Frustratingly, current technology makes it hard to recycle lithium batteries. The cost of disassembling them is higher than the cost of disposal. Consequently, most EV batteries eventually end up in landfills. The precious metals inside them — which people worked so hard to extract — lie in darkness at the bottom of vast troves of garbage, never to be seen again.

Despite their flaws, EVs are still better than traditional vehicles.

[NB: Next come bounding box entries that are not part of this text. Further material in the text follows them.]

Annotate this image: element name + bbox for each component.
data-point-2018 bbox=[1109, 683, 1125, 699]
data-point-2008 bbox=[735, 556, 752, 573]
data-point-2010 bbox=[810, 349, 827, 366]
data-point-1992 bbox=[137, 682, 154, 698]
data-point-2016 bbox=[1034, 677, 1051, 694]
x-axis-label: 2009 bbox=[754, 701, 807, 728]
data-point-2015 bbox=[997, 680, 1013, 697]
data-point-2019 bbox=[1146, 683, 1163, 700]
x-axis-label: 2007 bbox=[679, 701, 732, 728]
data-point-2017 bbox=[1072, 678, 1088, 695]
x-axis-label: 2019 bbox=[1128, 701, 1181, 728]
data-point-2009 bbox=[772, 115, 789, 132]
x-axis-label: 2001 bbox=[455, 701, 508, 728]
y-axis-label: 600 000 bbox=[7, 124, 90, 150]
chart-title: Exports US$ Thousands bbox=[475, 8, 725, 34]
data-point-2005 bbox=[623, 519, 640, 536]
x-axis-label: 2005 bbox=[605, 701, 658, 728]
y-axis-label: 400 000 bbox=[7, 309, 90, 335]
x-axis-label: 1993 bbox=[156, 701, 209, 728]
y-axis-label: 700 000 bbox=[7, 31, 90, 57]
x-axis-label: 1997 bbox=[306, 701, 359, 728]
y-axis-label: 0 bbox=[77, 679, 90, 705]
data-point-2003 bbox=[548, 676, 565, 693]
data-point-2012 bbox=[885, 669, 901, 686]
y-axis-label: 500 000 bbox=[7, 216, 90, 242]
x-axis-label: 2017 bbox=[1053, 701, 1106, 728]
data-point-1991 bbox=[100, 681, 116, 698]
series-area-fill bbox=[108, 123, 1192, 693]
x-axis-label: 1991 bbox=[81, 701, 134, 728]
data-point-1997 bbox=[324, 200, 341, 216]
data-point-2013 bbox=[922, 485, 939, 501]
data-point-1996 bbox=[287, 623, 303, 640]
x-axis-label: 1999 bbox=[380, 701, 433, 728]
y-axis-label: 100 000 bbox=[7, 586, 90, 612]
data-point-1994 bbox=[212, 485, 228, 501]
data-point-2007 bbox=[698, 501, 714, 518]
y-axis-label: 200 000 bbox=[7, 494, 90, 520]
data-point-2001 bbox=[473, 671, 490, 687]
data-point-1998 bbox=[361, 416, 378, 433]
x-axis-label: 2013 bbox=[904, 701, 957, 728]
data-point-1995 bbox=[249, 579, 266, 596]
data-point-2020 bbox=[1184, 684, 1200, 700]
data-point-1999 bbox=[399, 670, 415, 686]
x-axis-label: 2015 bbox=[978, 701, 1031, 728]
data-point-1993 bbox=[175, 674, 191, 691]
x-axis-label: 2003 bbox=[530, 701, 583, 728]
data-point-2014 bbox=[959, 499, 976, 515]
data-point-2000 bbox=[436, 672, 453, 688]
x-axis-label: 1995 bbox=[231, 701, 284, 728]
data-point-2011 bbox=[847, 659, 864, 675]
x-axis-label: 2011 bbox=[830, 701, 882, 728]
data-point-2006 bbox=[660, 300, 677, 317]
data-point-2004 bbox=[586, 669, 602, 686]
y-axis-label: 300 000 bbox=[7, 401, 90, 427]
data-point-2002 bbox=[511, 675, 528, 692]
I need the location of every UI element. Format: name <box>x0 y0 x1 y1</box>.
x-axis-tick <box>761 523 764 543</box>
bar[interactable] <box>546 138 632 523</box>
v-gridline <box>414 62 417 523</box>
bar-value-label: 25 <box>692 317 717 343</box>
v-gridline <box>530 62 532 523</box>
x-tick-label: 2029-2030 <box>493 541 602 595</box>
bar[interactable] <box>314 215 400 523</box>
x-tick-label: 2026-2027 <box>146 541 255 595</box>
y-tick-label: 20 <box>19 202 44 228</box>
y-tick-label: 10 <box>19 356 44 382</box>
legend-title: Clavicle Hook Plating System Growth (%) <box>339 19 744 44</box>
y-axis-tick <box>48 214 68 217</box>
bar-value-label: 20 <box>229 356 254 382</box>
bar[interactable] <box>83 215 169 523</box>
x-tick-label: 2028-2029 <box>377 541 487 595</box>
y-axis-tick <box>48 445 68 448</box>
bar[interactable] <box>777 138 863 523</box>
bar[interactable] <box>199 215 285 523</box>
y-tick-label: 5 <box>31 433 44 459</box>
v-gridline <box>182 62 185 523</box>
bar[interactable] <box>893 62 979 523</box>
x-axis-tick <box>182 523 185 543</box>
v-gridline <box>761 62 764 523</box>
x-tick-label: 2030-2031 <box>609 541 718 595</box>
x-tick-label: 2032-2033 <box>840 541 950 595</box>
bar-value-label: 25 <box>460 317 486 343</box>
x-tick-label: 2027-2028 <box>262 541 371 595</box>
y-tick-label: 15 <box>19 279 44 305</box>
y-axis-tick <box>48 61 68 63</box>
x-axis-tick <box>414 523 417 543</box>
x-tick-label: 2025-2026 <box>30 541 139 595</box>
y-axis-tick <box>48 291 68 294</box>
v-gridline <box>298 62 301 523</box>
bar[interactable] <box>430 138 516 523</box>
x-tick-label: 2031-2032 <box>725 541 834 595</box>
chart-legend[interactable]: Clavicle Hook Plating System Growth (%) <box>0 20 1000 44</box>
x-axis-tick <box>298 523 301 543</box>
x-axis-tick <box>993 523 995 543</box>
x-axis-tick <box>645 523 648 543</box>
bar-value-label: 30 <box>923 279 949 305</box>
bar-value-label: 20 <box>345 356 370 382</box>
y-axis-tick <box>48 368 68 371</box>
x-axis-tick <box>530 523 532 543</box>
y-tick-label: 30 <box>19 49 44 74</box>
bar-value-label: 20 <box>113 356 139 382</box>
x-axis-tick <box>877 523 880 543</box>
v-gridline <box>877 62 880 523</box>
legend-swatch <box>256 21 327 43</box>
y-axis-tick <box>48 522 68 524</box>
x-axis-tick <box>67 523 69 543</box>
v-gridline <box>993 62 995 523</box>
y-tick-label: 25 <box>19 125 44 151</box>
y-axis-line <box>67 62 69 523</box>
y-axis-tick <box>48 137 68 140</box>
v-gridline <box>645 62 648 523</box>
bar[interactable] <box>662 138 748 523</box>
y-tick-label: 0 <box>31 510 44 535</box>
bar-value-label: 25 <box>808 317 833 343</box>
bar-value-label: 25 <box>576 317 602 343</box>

Diesel- and gas-powered cars emit toxic fumes that cause a range of adverse health effects. In the European Union, an estimated 3.41% of workers could develop lung cancer due to job-related diesel exhaust exposure. Breathing in vehicle emissions — such as when driving or living near a highway — can also lead to asthma, pulmonary edema and heart disease. EVs do not emit anything at all.

Another issue is that oil prices fluctuate unpredictably, and many countries rely on foreign nations for oil imports. Switching to EVs fosters energy independence. It also gives governments more control over the cost of refueling vehicles rather than hoping oil prices stay low.

The U.S. transportation sector is responsible for around 29% of the country’s greenhouse gas emissions. Extracting the oil and gas that powers ICE cars requires even more fossil-fuel-based machinery, and it damages ecosystems in the process. Switching to electric cars that run on solar- or wind-produced electricity would strongly benefit the environment.

Making EVs more sustainable

Electric vehicles are currently the best transportation solution to improve climate change and human health — it’s only a matter of building them more sustainably. How can we improve the process?

Battery recycling technology continues to advance. If recycling plants could recover 100% of the precious metals and minerals in an EV battery for reuse, we could reduce the need for mining and refining operations. Doing so would significantly cut down on fossil fuel use, human rights abuses and land destruction.